Pewaris dari tahta Kerajaan Medan Kamulan pada saat itu seharusnya seorang puteri yang bernama Sri Sanggramawijaya yang juga lahir dari seorang permaisuri kerajaan.
Namun, ia lebih memilih menjadi seorang pertapa, sehingga tahta kerajaan beralih kepada putra Airlangga yang lahir di daerah Selir.
Dan untuk menghindari peperangan di dalam kerajaan, Airlangga membagi Kerajaan Kamualan menjadi dua bagian yaitu kerajaan Jenggala dengan ibu kotanya Kahuripan.
Serta Kerajaan Kediri atau yang disebut juga dengan Panjalu yang beribu kotakan Daha. Namun, upaya untuk menghindari peperangan tersebut mengelami kegagalan.
Hal tersebut dapat dijumpai dalam catatan sejarah di abad ke 12, dimana Kerajaan Kediri yang menjadi sebuah kerajaan subur namun tidak damai sepenuhnya karena terbayng oleh kondisi Jenggala yang semakin melemah.
Hal tersebut memunculkan kemunafikan pada setiap golongan kerajaan sehingga memicu pembenuhan terhadap pangeran dan raja-raja antar kedua negara.
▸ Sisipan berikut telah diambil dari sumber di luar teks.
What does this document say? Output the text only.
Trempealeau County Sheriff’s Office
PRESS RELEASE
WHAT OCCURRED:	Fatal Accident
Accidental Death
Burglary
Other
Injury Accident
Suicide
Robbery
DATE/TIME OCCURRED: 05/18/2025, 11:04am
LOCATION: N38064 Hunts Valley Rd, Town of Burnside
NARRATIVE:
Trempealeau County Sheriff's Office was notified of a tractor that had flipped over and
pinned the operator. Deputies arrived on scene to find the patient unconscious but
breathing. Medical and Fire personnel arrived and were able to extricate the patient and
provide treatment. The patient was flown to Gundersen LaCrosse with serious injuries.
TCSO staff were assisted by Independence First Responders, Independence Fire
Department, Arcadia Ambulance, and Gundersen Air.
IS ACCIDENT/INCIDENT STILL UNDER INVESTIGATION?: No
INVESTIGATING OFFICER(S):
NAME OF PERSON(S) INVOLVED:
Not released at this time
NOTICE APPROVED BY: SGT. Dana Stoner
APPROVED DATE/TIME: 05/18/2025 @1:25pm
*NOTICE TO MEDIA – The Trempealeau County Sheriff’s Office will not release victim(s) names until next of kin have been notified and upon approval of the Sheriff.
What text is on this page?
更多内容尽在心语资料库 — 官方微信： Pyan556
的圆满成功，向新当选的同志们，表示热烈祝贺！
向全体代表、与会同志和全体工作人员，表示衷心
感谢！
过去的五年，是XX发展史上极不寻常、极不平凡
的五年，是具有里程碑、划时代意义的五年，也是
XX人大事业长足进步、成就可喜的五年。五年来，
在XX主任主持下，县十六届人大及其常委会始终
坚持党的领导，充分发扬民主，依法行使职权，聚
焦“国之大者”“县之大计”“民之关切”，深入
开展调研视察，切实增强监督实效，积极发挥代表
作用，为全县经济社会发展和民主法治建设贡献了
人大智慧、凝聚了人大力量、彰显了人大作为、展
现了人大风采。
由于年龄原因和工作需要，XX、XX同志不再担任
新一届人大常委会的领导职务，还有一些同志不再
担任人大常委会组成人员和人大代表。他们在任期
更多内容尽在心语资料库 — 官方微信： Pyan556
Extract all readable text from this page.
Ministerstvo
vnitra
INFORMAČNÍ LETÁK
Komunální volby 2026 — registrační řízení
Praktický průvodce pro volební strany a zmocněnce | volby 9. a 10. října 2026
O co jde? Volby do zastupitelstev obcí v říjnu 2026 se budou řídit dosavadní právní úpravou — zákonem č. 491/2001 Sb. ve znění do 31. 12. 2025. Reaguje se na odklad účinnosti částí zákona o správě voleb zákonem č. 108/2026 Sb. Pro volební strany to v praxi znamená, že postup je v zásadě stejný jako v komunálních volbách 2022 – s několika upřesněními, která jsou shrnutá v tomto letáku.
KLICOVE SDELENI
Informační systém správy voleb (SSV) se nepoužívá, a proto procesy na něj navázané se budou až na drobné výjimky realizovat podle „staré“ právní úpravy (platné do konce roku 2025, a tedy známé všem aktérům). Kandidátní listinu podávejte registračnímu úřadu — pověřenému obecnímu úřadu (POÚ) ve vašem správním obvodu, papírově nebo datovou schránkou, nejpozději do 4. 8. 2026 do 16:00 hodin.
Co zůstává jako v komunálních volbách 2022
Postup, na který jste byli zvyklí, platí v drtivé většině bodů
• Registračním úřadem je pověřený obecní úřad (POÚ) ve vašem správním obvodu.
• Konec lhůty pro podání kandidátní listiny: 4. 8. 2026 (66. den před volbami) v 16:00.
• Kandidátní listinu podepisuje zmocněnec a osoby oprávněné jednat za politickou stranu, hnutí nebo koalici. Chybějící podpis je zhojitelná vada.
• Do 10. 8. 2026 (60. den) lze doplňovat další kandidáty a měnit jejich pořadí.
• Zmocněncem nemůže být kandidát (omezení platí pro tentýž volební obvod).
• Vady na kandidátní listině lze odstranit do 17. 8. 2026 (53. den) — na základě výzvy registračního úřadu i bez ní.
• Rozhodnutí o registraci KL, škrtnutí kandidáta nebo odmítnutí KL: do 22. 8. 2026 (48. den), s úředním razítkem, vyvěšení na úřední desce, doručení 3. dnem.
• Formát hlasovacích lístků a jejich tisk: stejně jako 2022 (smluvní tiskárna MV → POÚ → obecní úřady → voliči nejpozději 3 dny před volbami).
Dan peperangan tersebut dimenangkan oleh Kerajaan Kediri, sebab kedua kerajaan tersebut dipersatukan kembali di bawah kepemimpinan Kerajaan Kediri.
Kehidupan Ekonomi Kerajaan Kediri
Strategi kepemimpinan yang digunakan Prabu Jayabaya memang layak diacungi jempol (Gonda, 1925 : 111).
Pada saat itu, pusat kerajaan berada di Dahanapura di bawah kaki Gunung Kelud yang dimana tanahnya memiliki kualitas yang sangat subur, sehingga sektor pertanian dan perkebunan berlimpah ruah.
Di tenagh-tenagh kotanya juga terdapat aliran sungai brantas, yang airnya sangat bening serta banyak dihidupi oleh ikan air tawar yang kaya akan protein dan juga gizi yang tinggi.
Hasil bumi dari Kerajaan Kediri tak hanya dimanfaatkan sendiri, hasil tersebut juga telah diekspor ke Kota Jenggala, dekat Surabaya dengan menggunakan perahu untuk menyusuri sungai.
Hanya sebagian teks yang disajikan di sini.